Но если бы кто-нибудь знал истинную правду!.. Д.Д., то есть: Дэнуц Деляну... Иголка едва не выскользнула из рук Моники. Истинная правда яркой гвоздикой горела на ее личике, низко склонившемся над работой... Д.Д. - ведь это... "дорогой Дэнуц...".
Две вышитые буквы были первым любовным посланием Моники.
- Моника, ты не видела выкройку?
Моника вздрогнула и уронила на колени платок. Вместо нее ответила, приветливо улыбаясь, веснушчатая мадемуазель Клара, которая знала все на свете, даже местонахождение выкройки.
"Кто тебе позволил меня поцеловать?" - рассердился Дэнуц, когда она поцеловала его в саду.
"Кто тебе позволил полюбить меня?" - рассердился бы Дэнуц, если бы узнал правду.
"Дорогой Дэнуц..."
Да. Кто ему позволил быть любимым?
Она улыбнулась... Кто знает! Быть может, Дэнуц и позволил бы ей полюбить себя...
* * *
- Деточка!
- До-о, - гулко отозвался рояль.
Мадам Блюмм только покачала головой.
Мизинцем левой руки и большим пальцем правой Ольгуца яростно отбивала двойное "до" на левой стороне клавиатуры, нажимая и на педаль. Басистый рокот грома в горах прокатился по гостиной и ударился об окна и зеркала.
Ольгуца намеревалась устроить шотландский душ барабанным перепонкам посетительницы.

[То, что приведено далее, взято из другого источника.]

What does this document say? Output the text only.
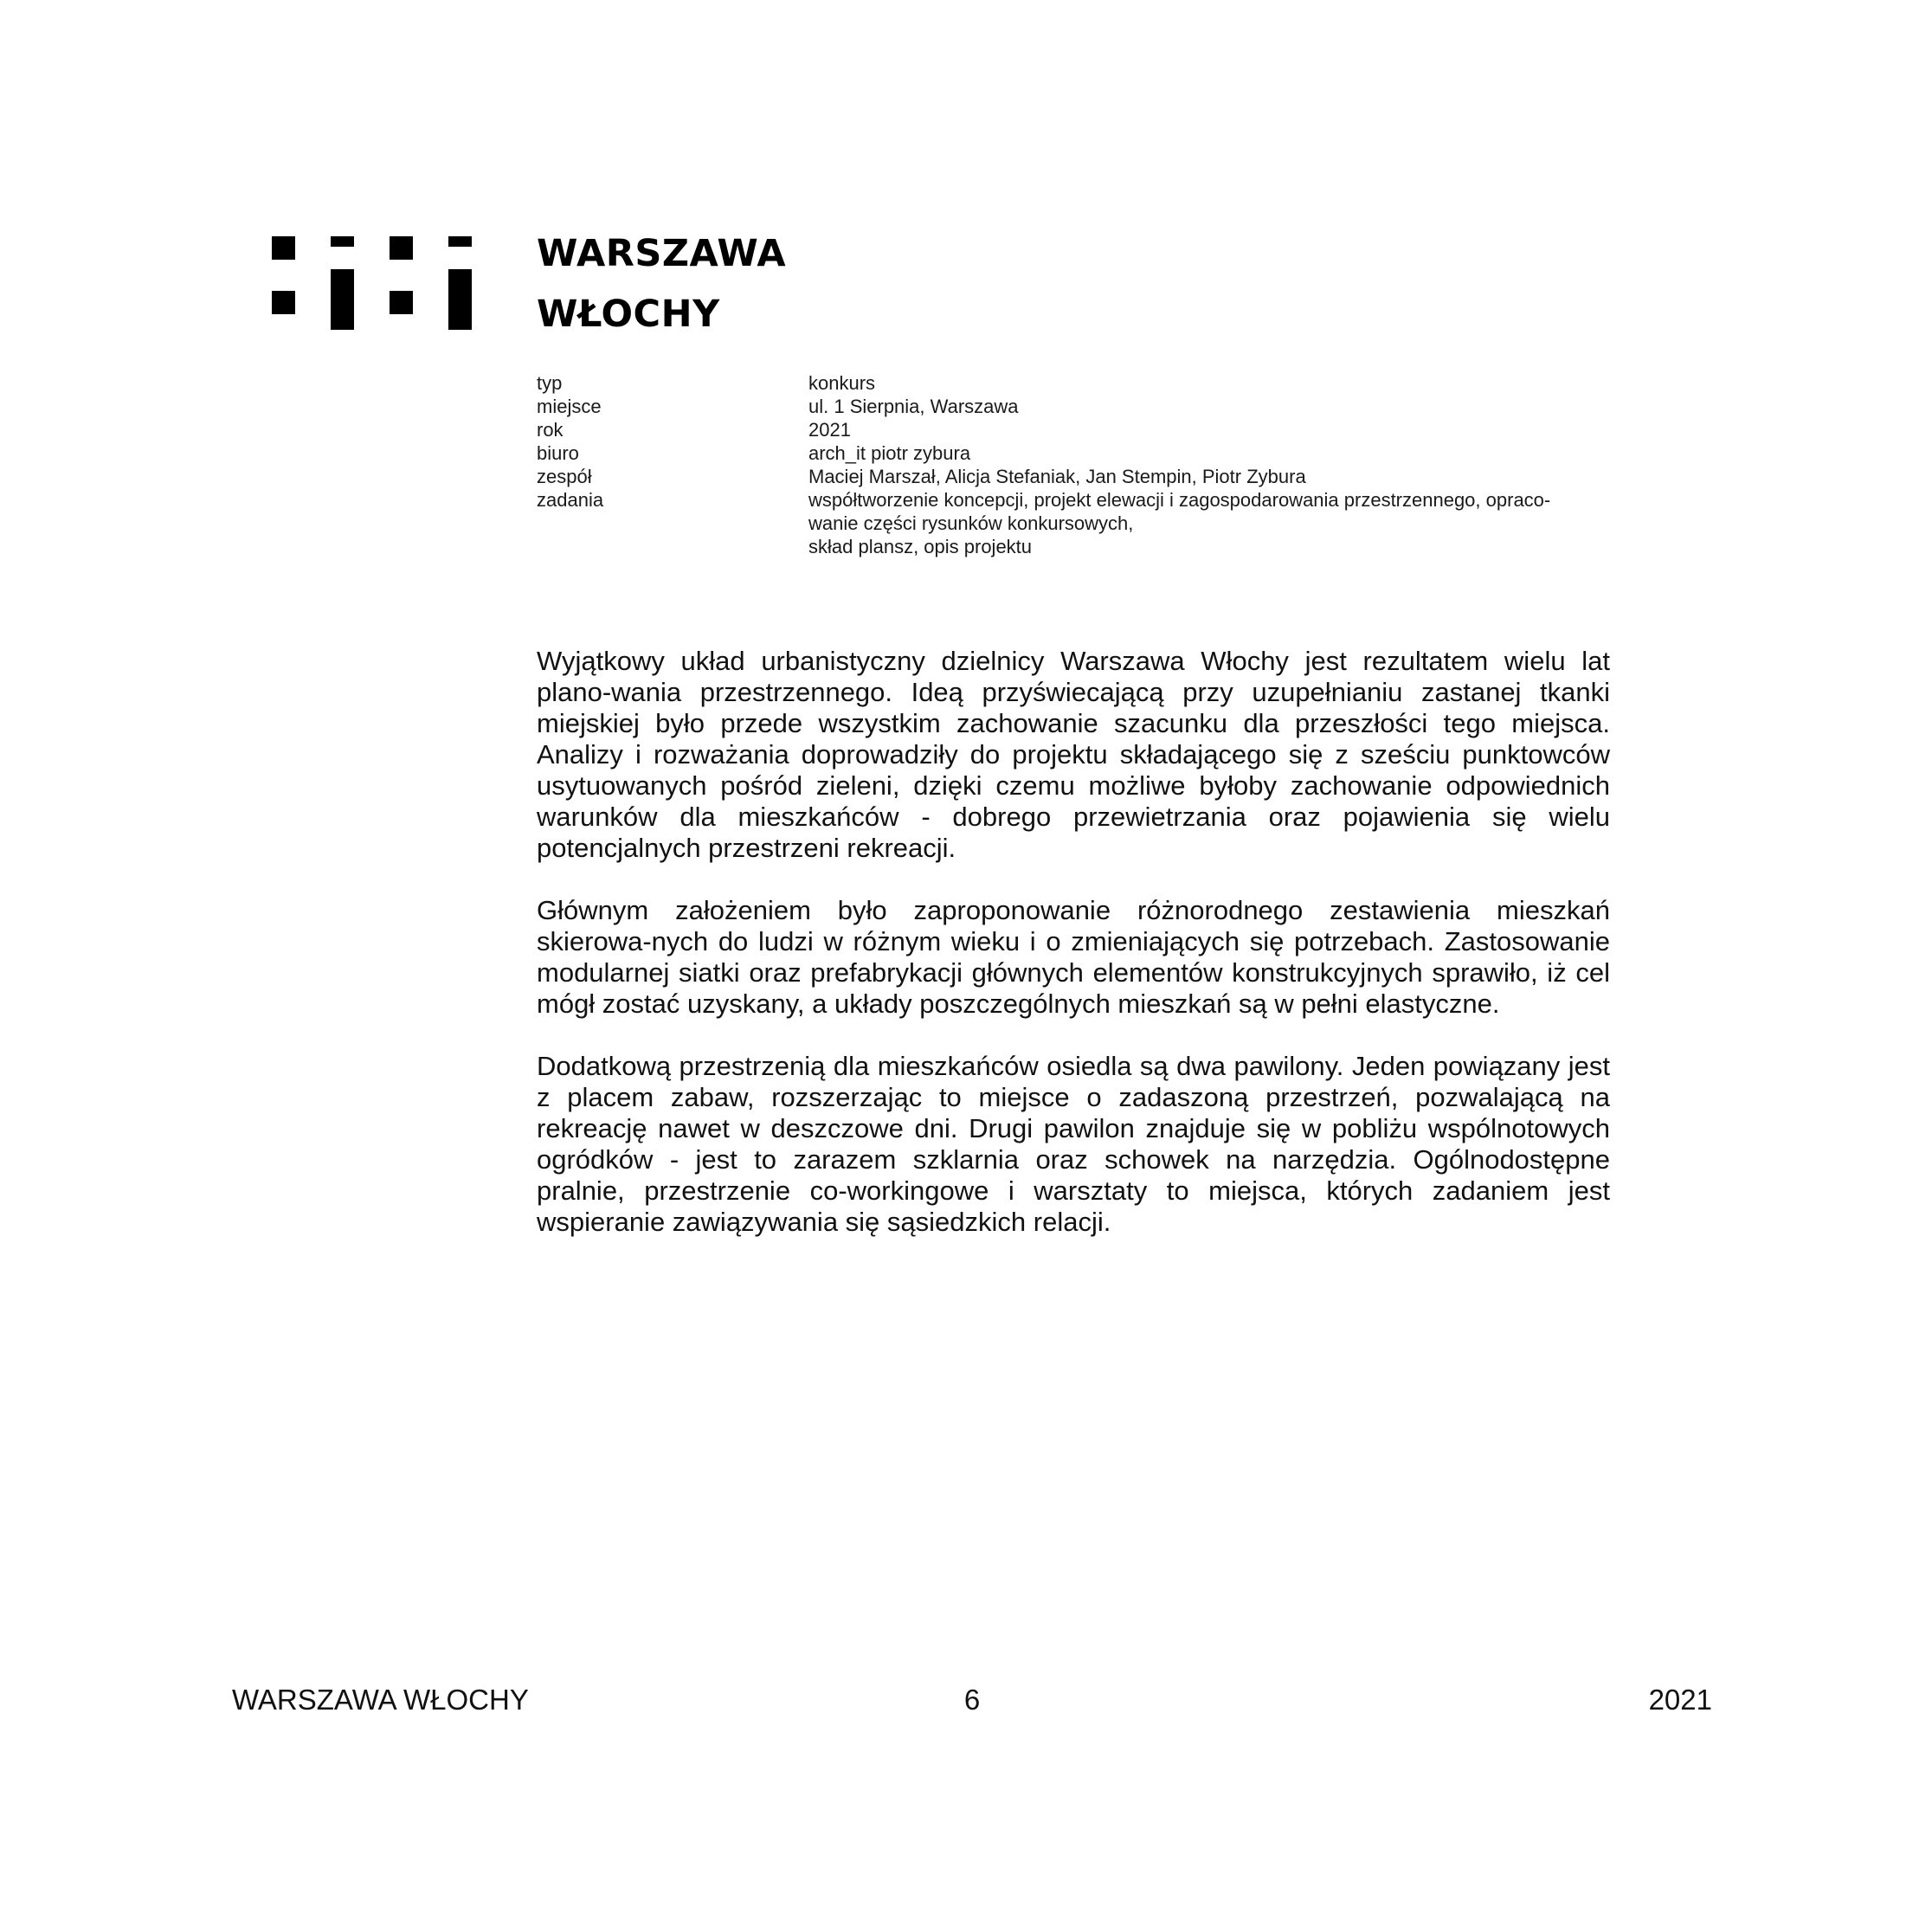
WARSZAWA
WŁOCHY
typ	konkurs
miejsce	ul. 1 Sierpnia, Warszawa
rok	2021
biuro	arch_it piotr zybura
zespół	Maciej Marszał, Alicja Stefaniak, Jan Stempin, Piotr Zybura
zadania	współtworzenie koncepcji, projekt elewacji i zagospodarowania przestrzennego, opraco-
wanie części rysunków konkursowych,
skład plansz, opis projektu

Wyjątkowy układ urbanistyczny dzielnicy Warszawa Włochy jest rezultatem wielu lat plano-wania przestrzennego. Ideą przyświecającą przy uzupełnianiu zastanej tkanki miejskiej było przede wszystkim zachowanie szacunku dla przeszłości tego miejsca. Analizy i rozważania doprowadziły do projektu składającego się z sześciu punktowców usytuowanych pośród zieleni, dzięki czemu możliwe byłoby zachowanie odpowiednich warunków dla mieszkańców - dobrego przewietrzania oraz pojawienia się wielu potencjalnych przestrzeni rekreacji.

Głównym założeniem było zaproponowanie różnorodnego zestawienia mieszkań skierowa-nych do ludzi w różnym wieku i o zmieniających się potrzebach. Zastosowanie modularnej siatki oraz prefabrykacji głównych elementów konstrukcyjnych sprawiło, iż cel mógł zostać uzyskany, a układy poszczególnych mieszkań są w pełni elastyczne.

Dodatkową przestrzenią dla mieszkańców osiedla są dwa pawilony. Jeden powiązany jest z placem zabaw, rozszerzając to miejsce o zadaszoną przestrzeń, pozwalającą na rekreację nawet w deszczowe dni. Drugi pawilon znajduje się w pobliżu wspólnotowych ogródków - jest to zarazem szklarnia oraz schowek na narzędzia. Ogólnodostępne pralnie, przestrzenie co-workingowe i warsztaty to miejsca, których zadaniem jest wspieranie zawiązywania się sąsiedzkich relacji.

WARSZAWA WŁOCHY	6	2021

Гамма начиналась в быстром темпе, звучала все выше и выше, пока, с помощью педали, не превращалась в бурю оглушительных звуковых вибраций, в непрерывный звон в ушах, как после приема хинина, потом вдруг переходила на басовые ноты и снова на высокие, и так до бесконечности...
Звуковые стенания все нарастали... И внезапно сменялись зверским рычанием, отдаленно напоминающим разнузданную драку обитателей жалкой ночлежки.
Наконец Ольгуца опустила педаль. Буйная гамма смолкла... Комнату окутала блаженная тишина, словно аромат цветущей липы... Потом едва слышно, с иезуитской вкрадчивостью, монашеская процессия обычной гаммы прошла через гостиную.
Ольгуца прислушивалась и присматривалась.
Но барабанные перепонки ее слушательницы давно привыкли и к резким звукам домашних разговоров, и к шумной музыке, за которую платишь деньги, от которой кружится голова... и которой завидуют соседи. Дочка мадам Блюмм окончила ясскую консерваторию по классу фортепиано. Она увлекалась Бодлером и играла на рояле оперы Вагнера.
Ольгуце и в голову не могло прийти, что ее слушательница превратилась в почитательницу. Мадам Блюмм одобряла ее игру, удивляясь отсутствию нот. По ее глубокому убеждению, Ольгуца играла наизусть. Наизусть! Как Рашела, только ноты Рашелы стоили больших денег! "Деточка" была очень похожа на господина Йоргу. И он говорил хорошо и тоже наизусть! На него была вся надежда...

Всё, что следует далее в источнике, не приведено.